Maryland National Bank has sued the chairman of Pittsburgh-based Equimark Corp. and his wife for $9.5 million for allegedly defaulting on a 1988 loan.
The suit, filed in U.S. District Court in Baltimore, names Alan S. Fellheimer of Equimark, the holding company for Equibank, and Judith E. Fellheimer, a former vice chairman at Equibank, as co-defendants.
Equibank announced Friday that Alan Fellheimer has been replaced as chairman. His departure was attributed to a drastic drop in the price of Equimark stock and the company's loss of $50 million.
The Fellheimers could not be reached for comment on the suit.
David Clarke Jr., a Baltimore lawyer who represents Maryland National, acknowledged yesterday that the Fellheimers have been making payments on the loan, but he said the value of their collateral -- shares of Equimark stock -- has been subject to "a drastic diminution," so the bank sued to protect its investment.
Fellheimer, who announced two months ago that he plans to resign soon as Equimark's chairman and chief executive, obtained the Maryland National loan through a Pennsylvania partnership in which he and his wife own about half interest.
The Fellheimers posted more than 196,000 shares of Equimark preferred and common stock as collateral for the loan.
At one point during the loan period, the common stock traded at more than $20 a share. The company recently announced a loss of $50 million, however, and the stock is trading below $3 a share.
The lawsuit says that the Fellheimers are technically in default under terms of the note and a "loan and security agreement" as the result of "a material adverse change in their financial condition, the value of the collateral . . . and the prospect for full and punctual" loan payments.

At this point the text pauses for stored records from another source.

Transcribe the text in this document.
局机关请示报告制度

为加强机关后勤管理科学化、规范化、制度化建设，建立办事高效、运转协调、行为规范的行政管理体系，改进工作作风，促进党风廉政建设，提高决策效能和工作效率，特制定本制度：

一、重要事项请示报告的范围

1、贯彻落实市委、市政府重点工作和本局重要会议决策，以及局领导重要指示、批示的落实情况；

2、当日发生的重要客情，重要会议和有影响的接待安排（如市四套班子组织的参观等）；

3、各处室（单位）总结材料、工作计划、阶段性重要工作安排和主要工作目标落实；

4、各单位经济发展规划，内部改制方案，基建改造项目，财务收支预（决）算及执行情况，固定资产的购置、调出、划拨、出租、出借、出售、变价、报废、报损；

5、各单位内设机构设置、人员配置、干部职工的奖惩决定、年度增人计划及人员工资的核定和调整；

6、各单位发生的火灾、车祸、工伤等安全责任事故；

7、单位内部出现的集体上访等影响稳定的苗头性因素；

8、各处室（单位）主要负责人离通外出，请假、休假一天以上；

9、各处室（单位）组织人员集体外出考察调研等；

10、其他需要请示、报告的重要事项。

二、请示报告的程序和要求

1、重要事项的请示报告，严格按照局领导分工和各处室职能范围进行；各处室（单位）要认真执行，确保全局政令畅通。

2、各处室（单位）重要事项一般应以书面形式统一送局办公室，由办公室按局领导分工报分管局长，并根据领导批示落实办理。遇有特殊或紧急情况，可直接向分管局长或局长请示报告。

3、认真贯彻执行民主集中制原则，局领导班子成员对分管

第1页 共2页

The Fellheimers obtained the original $11.7 million loan from Equitable Bank, which merged with Maryland National earlier this year.
Clarke said Maryland National filed the lawsuit because the bank "wanted to do the reasonable thing" to protect the investment.
Asked what would happen if Equimark stock rises in value, Clarke said, "If there is a change in the collateral, the bank will re-evaluate its position" in the suit.